For years, scientists have warned us that barbecuing isn’t the healthiest way to cook. That’s largely thanks to cancer-causing compounds called PAHs, or polycyclic aromatic hydrocarbons, which form when fat hits high heat — like the flames of a grill.
“By themselves, they are innocuous, but once they see the human body, they can be activated into compounds that cause harm,” said Trevor Penning, who directs the Center of Excellence in Environmental Toxicology at the University of Pennsylvania. “They can lead to mutations of DNA, and when that occurs, if those mutations are not repaired, then that can lead to cancer.”
Scientists have known for a while that these compounds, created by grilling and other high-heat methods of cooking, make it both onto the food we eat and into the air we breathe. But now, a group of researchers in China are saying that there’s a third route of entry: our skin.
The study, which was published in the journal Environmental Science & Technology, tested 20 young men divided into three groups at an outdoor barbecue. The first group received full exposure to grilled foods and smoke. The second group only had their skin and lungs exposed (they had to eat boiled food instead of barbecue). And the third group only had their skin exposed (they had to wear airtight hoods, and only eat boiled food).
Later, the researchers tested urine samples from all three groups to measure their PAH levels. They found that, as expected, the highest level of PAH exposure came from eating grilled foods — what surprised them was that skin absorption ranked second, above exposure from inhalation.
So what does this mean for home grillers? The study’s authors recommend covering bare skin, and changing clothes as soon as possible.
But Penning says there’s no need to change your barbecue garb just yet. That’s because, he says, the study omits a key piece of information.
“The compounds they measured do not cause cancer in animals,” Penning said.

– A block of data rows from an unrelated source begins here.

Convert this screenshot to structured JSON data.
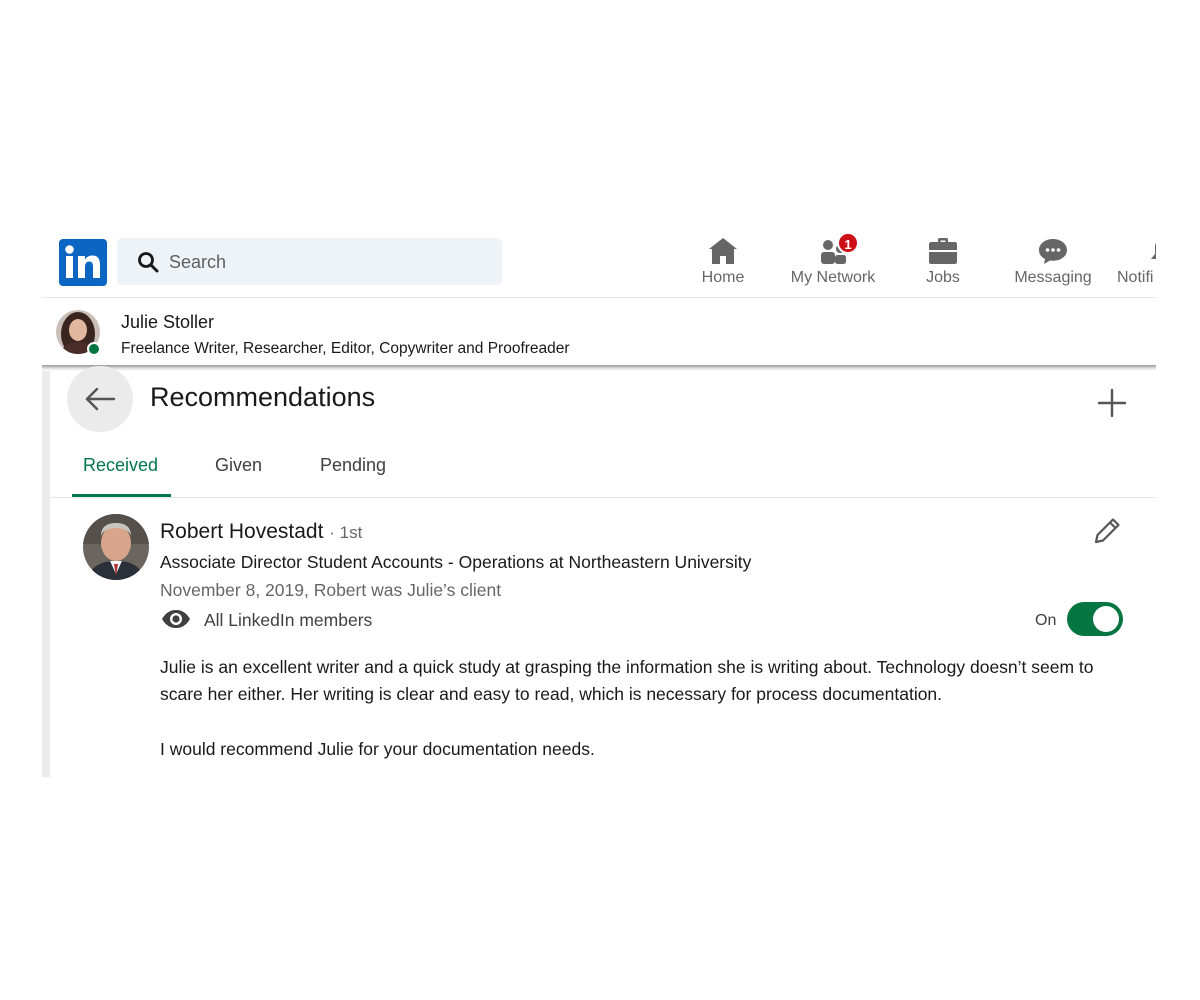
{
  "nav": {
    "search_placeholder": "Search",
    "items": [
      {
        "label": "Home",
        "icon": "home-icon"
      },
      {
        "label": "My Network",
        "icon": "network-icon",
        "badge": "1"
      },
      {
        "label": "Jobs",
        "icon": "briefcase-icon"
      },
      {
        "label": "Messaging",
        "icon": "messaging-icon"
      },
      {
        "label": "Notifi",
        "icon": "bell-icon"
      }
    ]
  },
  "profile": {
    "name": "Julie Stoller",
    "headline": "Freelance Writer, Researcher, Editor, Copywriter and Proofreader"
  },
  "recommendations": {
    "title": "Recommendations",
    "tabs": [
      "Received",
      "Given",
      "Pending"
    ],
    "active_tab": "Received",
    "items": [
      {
        "name": "Robert Hovestadt",
        "degree": "· 1st",
        "title": "Associate Director Student Accounts - Operations at Northeastern University",
        "date_relation": "November 8, 2019, Robert was Julie’s client",
        "visibility": "All LinkedIn members",
        "toggle_label": "On",
        "toggle_on": true,
        "paragraphs": [
          "Julie is an excellent writer and a quick study at grasping the information she is writing about. Technology doesn’t seem to scare her either. Her writing is clear and easy to read, which is necessary for process documentation.",
          "I would recommend Julie for your documentation needs."
        ]
      }
    ]
  },
  "colors": {
    "brand": "#0a66c2",
    "accent_green": "#01754f",
    "badge_red": "#cc1016"
  }
}
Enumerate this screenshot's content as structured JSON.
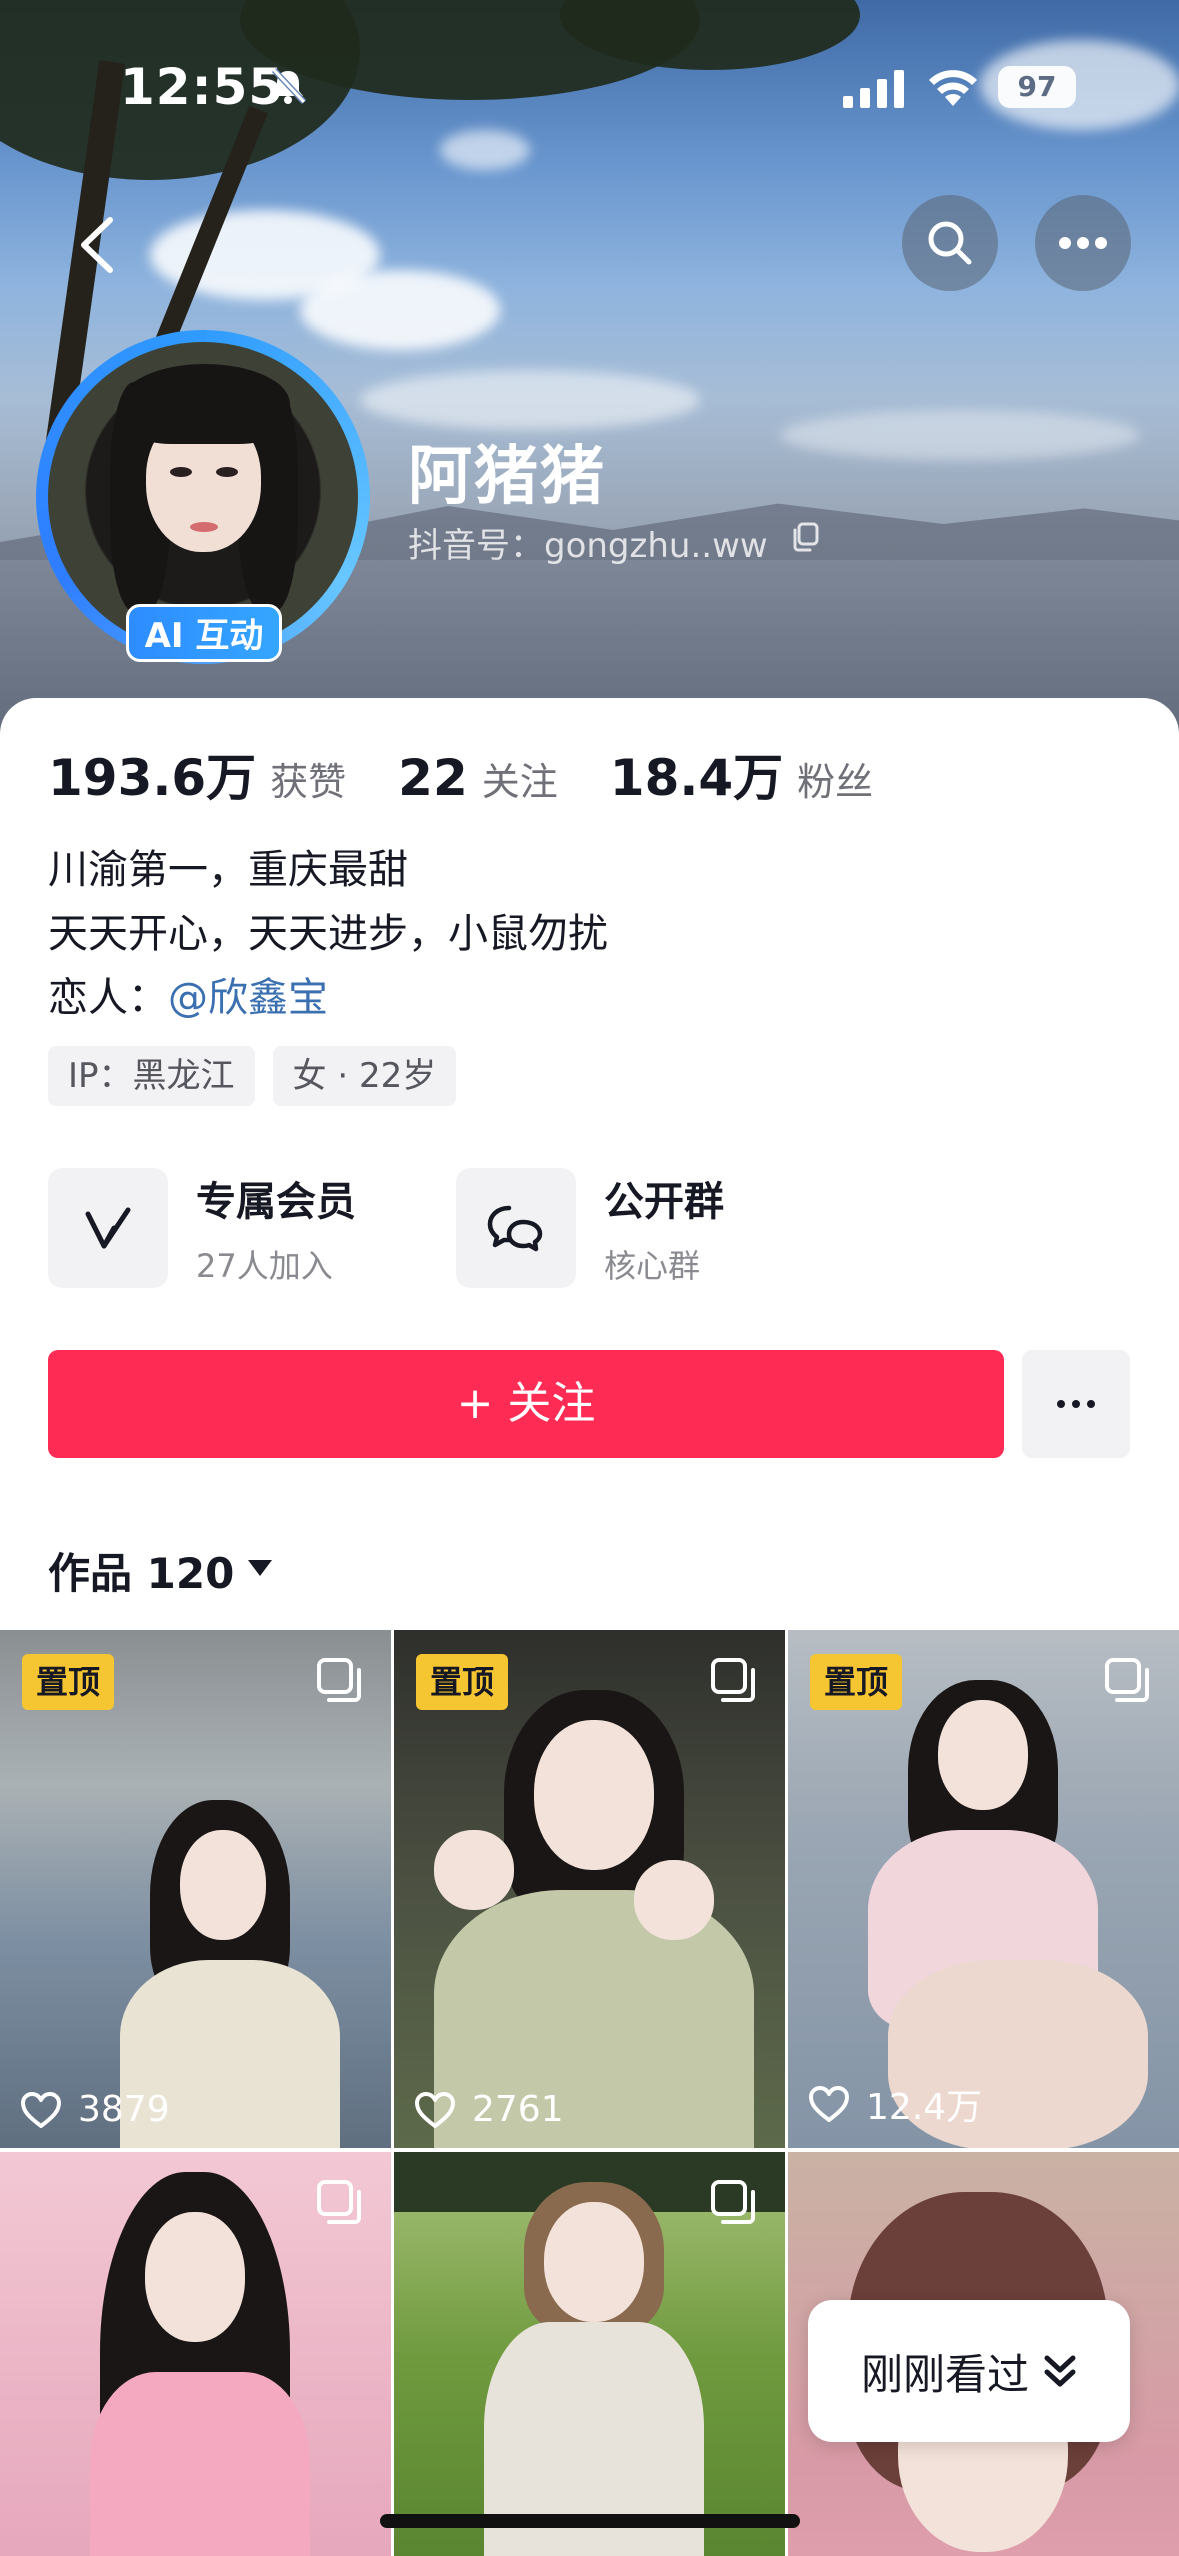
{
  "status_bar": {
    "time": "12:55",
    "battery": "97"
  },
  "profile": {
    "nickname": "阿猪猪",
    "douyin_id": "抖音号：gongzhu..ww",
    "ai_badge": "AI 互动"
  },
  "stats": {
    "likes_value": "193.6万",
    "likes_label": "获赞",
    "following_value": "22",
    "following_label": "关注",
    "followers_value": "18.4万",
    "followers_label": "粉丝"
  },
  "bio": {
    "line1": "川渝第一，重庆最甜",
    "line2": "天天开心，天天进步，小鼠勿扰",
    "line3_prefix": "恋人：",
    "line3_mention": "@欣鑫宝"
  },
  "tags": {
    "ip": "IP：黑龙江",
    "gender_age": "女 · 22岁"
  },
  "features": {
    "membership_title": "专属会员",
    "membership_sub": "27人加入",
    "group_title": "公开群",
    "group_sub": "核心群"
  },
  "actions": {
    "follow_label": "+ 关注"
  },
  "works": {
    "tab_label": "作品 120"
  },
  "videos": [
    {
      "pinned_label": "置顶",
      "likes": "3879"
    },
    {
      "pinned_label": "置顶",
      "likes": "2761"
    },
    {
      "pinned_label": "置顶",
      "likes": "12.4万"
    },
    {
      "pinned_label": "",
      "likes": ""
    },
    {
      "pinned_label": "",
      "likes": ""
    },
    {
      "pinned_label": "",
      "likes": ""
    }
  ],
  "recent": {
    "label": "刚刚看过"
  },
  "colors": {
    "accent": "#fe2c55",
    "pin": "#f6c532",
    "mention": "#3a6fb0",
    "ai_badge": "#2d8cff"
  },
  "icons": [
    "back-icon",
    "search-icon",
    "more-icon",
    "copy-icon",
    "membership-icon",
    "group-chat-icon",
    "caret-down-icon",
    "multi-image-icon",
    "heart-icon",
    "double-chevron-down-icon"
  ]
}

As it turns out, not all PAHs are created equal. This study measured low-molecular weight PAHs because, the researchers found, those compounds are more likely to be absorbed by the skin. But Penning said they’re also not as harmful as PAHs with high molecular weights.
“If they want to make an argument that cancer-causing chemicals are absorbed through the skin from barbecue, then they have to measure cancer-causing chemicals,” he said, “not just polycyclic aromatic hydrocarbons as a class, and the low-molecular weight ones specifically, which really aren’t carcinogenic.”
But barbecue lovers aren’t completely off the hook. Penning says there’s plenty of exposure to dangerous PAHs — along with another class of carcinogenic compounds produced by grilling called heterocyclic amines (HCAs) — that happens when we eat.
“What creates the polycyclic hydrocarbons is the heat and its contact with the food itself, especially if the food has fat on it,” he says. “So you want to cook slower rather than fast. The other thing you want to do is cut off the fat, right? Because it’s the fat also that creates the high temperature.”
Most of all, he said, you want to avoid the char marks that so many grillers pride themselves on.
“People like that black soot that’s on the food, and that has polycyclic aromatic hydrocarbons in it,” he said. “If you eat food that is blackened, which we all enjoy, you have to understand that there’s a risk there.”
It’s a message Penning admits most people won’t want to hear ahead of a big barbecue. But as with most things involving our diets, he says moderation is the key.
“It’s all relative risk,” he said. “These are widespread pollutants. They’re found in lots of different things to which we’re exposed. And at the end of the day, we just have to think about ways to reduce exposure.”